A magistrada ordenou que a nova votação ocorra de forma aberta e manteve a multa pessoal de R$ 50 mil por dia em caso de descumprimento. A penalidade está inicialmente limitada a R$ 1 milhão e deverá incidir a partir do primeiro dia útil após a sessão.
A determinação foi proferida em um mandado de segurança coletivo apresentado pelo Sindicato dos Servidores do Poder Judiciário de Mato Grosso (Sinjusmat) contra a Presidência da Assembleia Legislativa.
O Tribunal já havia anulado a votação realizada pelos deputados estaduais em 3 de dezembro de 2025 e determinado uma nova apreciação do veto por meio de votação aberta. Posteriormente, o desembargador Márcio Vidal ordenou que a matéria fosse incluída na primeira sessão plenária realizada após a intimação da Presidência da ALMT.
A Assembleia informou à Justiça que pretendia realizar a votação somente no dia 7 de outubro de 2026, após as eleições. A Casa alegou questões relacionadas à organização dos trabalhos legislativos, à convocação e presença dos deputados e ao calendário eleitoral.

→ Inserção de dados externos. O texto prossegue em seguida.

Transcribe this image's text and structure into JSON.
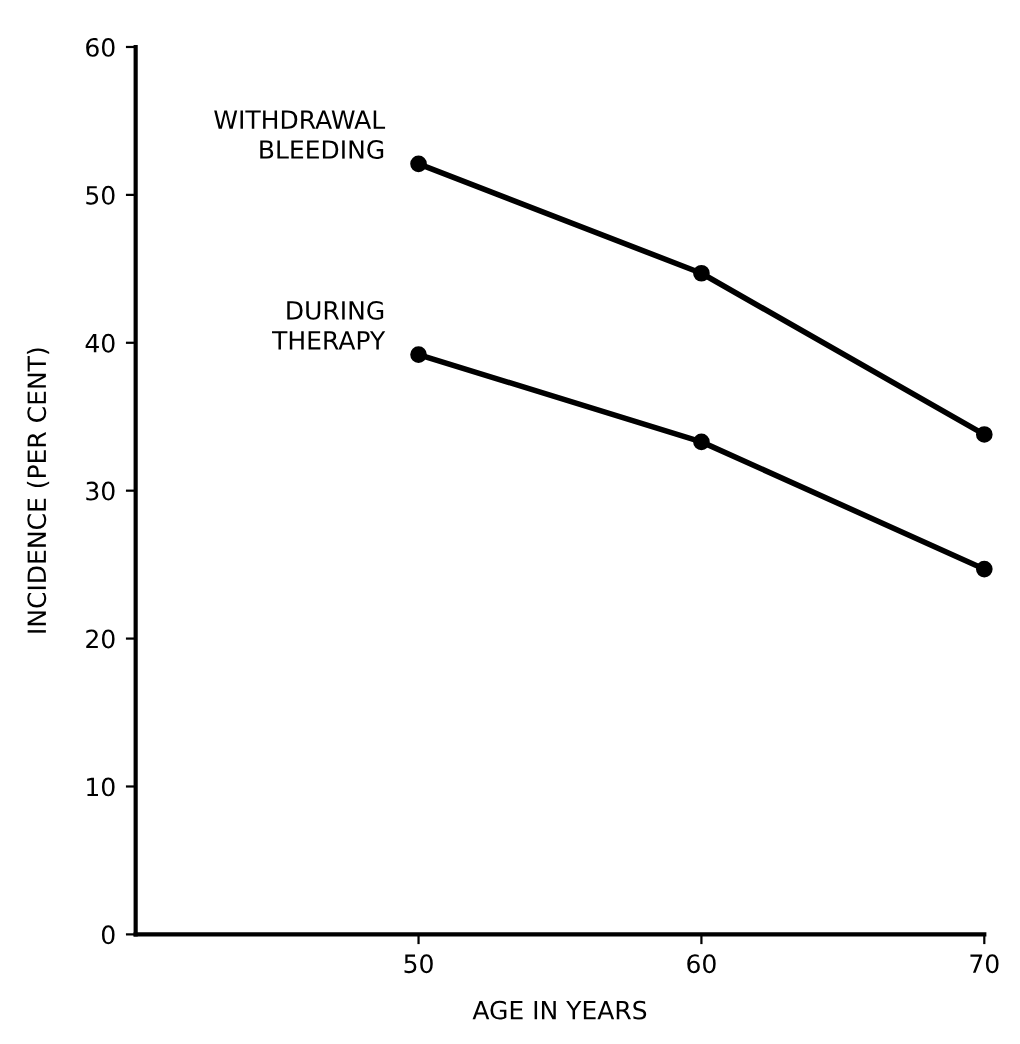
{
  "chart_data": {
    "type": "line",
    "xlabel": "AGE IN YEARS",
    "ylabel": "INCIDENCE (PER CENT)",
    "x": [
      50,
      60,
      70
    ],
    "series": [
      {
        "name": "WITHDRAWAL\nBLEEDING",
        "color": "#000000",
        "values": [
          52.1,
          44.7,
          33.8
        ]
      },
      {
        "name": "DURING\nTHERAPY",
        "color": "#000000",
        "values": [
          39.2,
          33.3,
          24.7
        ]
      }
    ],
    "xlim": [
      40,
      70
    ],
    "ylim": [
      0,
      60
    ],
    "xticks": [
      50,
      60,
      70
    ],
    "yticks": [
      0,
      10,
      20,
      30,
      40,
      50,
      60
    ],
    "grid": false,
    "legend": false,
    "marker": "circle",
    "line_style": "solid"
  }
}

O sindicato contestou o adiamento e apresentou ao Tribunal a Ordem do Dia da sessão marcada para esta quarta-feira, às 13h. O documento demonstrou que haveria sessão plenária, mas que o veto não estava entre as matérias inicialmente divulgadas.
Ao analisar o pedido, Helena Ramos afirmou que a pauta poderia ser alterada e que não havia justificativa para postergar o cumprimento da decisão.
“A ordem judicial não constitui recomendação dirigida à autoridade pública, tampouco faculdade cujo cumprimento possa ser unilateralmente postergado”, registrou a desembargadora.
Segundo a magistrada, a determinação não interfere na liberdade de voto dos deputados nem define se o veto deve ser mantido ou derrubado. A medida exige apenas que a votação seja realizada de forma aberta, conforme determinado anteriormente pelo Tribunal.
A relatora ordenou a intimação pessoal e urgente do presidente da Assembleia ou de quem estiver no exercício do cargo. O oficial de Justiça foi autorizado a cumprir a diligência em qualquer horário.
A decisão também adverte que o descumprimento poderá gerar, além da multa, outras consequências civis e criminais.